This has been asked here, but I don't think this was answered. The only answer talks about how aggregator uses correlationId. But the real issue is how job status is updated without checking JobExecutionId in replies. I don't have enough reputation to comment on existing question, so asking here again.
According to javadoc on MessageChannelPartitionHandler
it is supposed to be step or job scoped. In remote partitioning scenario we are using RemotePartitioningManagerStepBuilder
to build manager step which does not allow to set PartitionHandler. Given that every job will use same queue on rabbitmq, when worker node replies are received message are getting crossed. There is no simple way to reproduce this but I can see this behavior using some manual steps as below
- Launch first job
- Kill the manager node before worker can reply
- Let worker node finish handling all partitions and send a reply on rabbitmq
- Start manager node again and launch a new job
- Have some mechanism to fail the second job i.e. explicitly fail in reader/writer
- Check the status of 2 jobs
Expected Result: Job-1 marked completed and job-2 as failed
Actual Result: Job-1 remains in started and job-2 is marked completed eventhough its worker steps are marked as failed
Below is sample code that shows how manager and worker steps are configured
@Bean
public Step importDataStep(RemotePartitioningManagerStepBuilderFactory managerStepBuilderFactory) {
return managerStepBuilderFactory.get()
.<String, String>partitioner("worker", partitioner())
.gridSize(2)
.outputChannel(outgoingRequestsToWorkers)

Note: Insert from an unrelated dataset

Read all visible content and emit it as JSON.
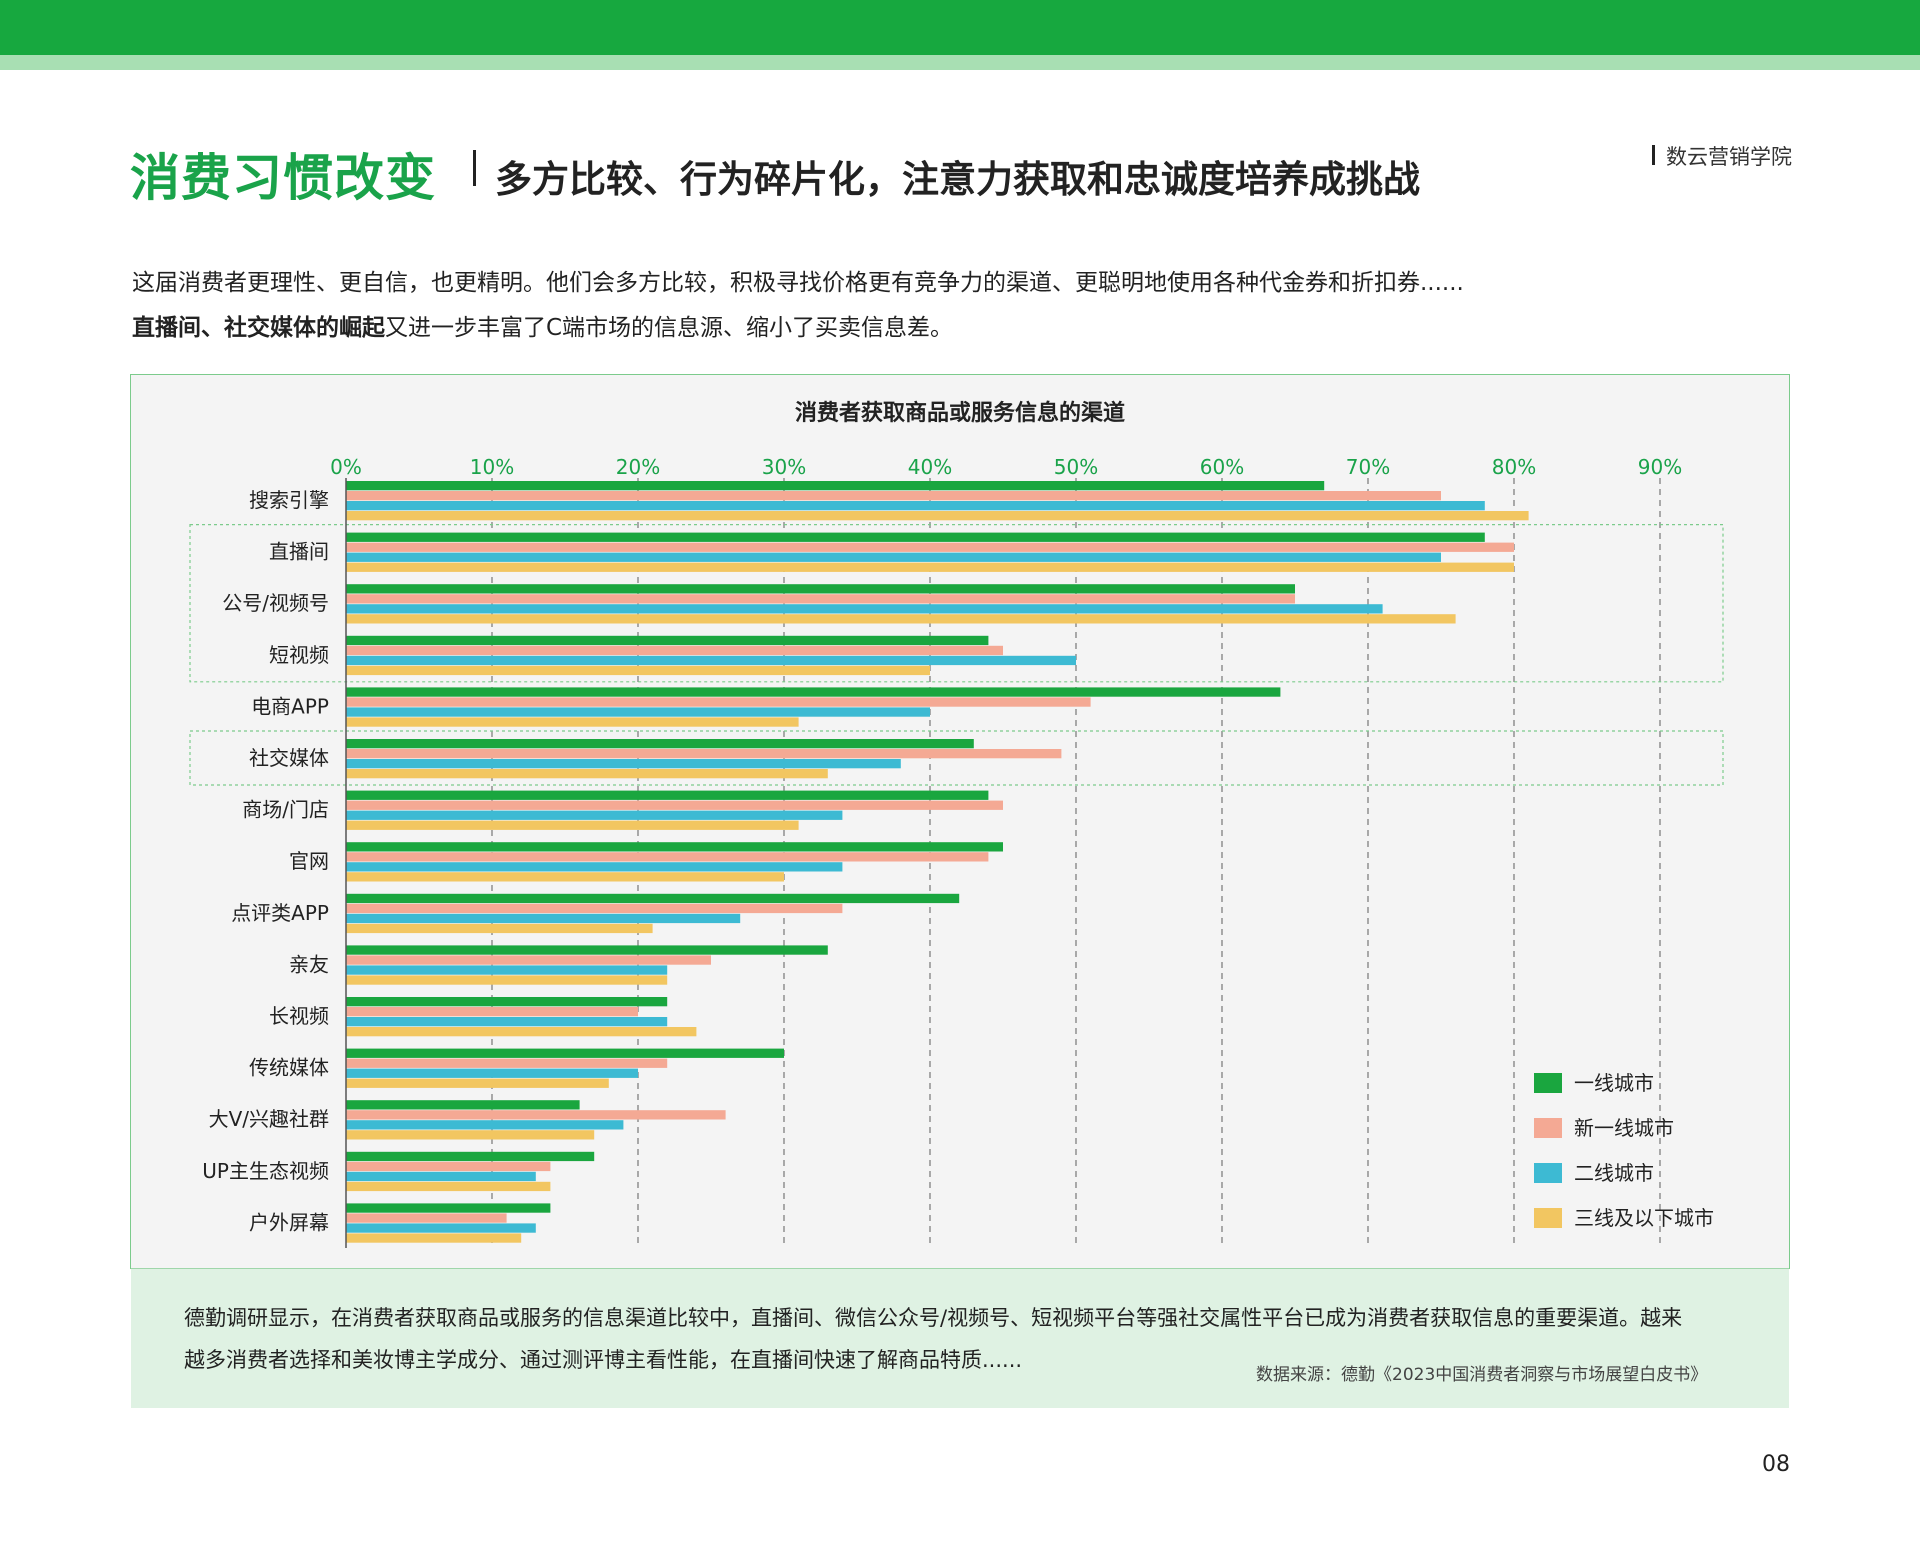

.inputChannel(incomingRepliesFromWorkers)
.listener(stepExecutionListener)
.build();
}
@Bean
public Step worker(
RemotePartitioningWorkerStepBuilderFactory workerStepBuilderFactory) {
return workerStepBuilderFactory.get("worker")
.listener(stepExecutionListener)
.inputChannel(incomingRequestsFromManager())
.outputChannel(outgoingRepliesToManager())
.<String, String>chunk(10)
.reader(itemReader())
.processor(itemProcessor())
.writer(itemWriter());
}
Alternatively, I can think of using polling instead of replies where crossing of message does not occur. But polling cannot be restarted if manager nodes crashed while worker nodes were processing. If I follow the same above steps using polling
Actual Result: Job-1 remains in started and job-2 is marked failed as expected
This issue does not occur in case of polling because each Poller is using exact jobExecutionId to poll and update corresponding manger step/job.
What am I doing wrong? Is there a better way to handle this scenario?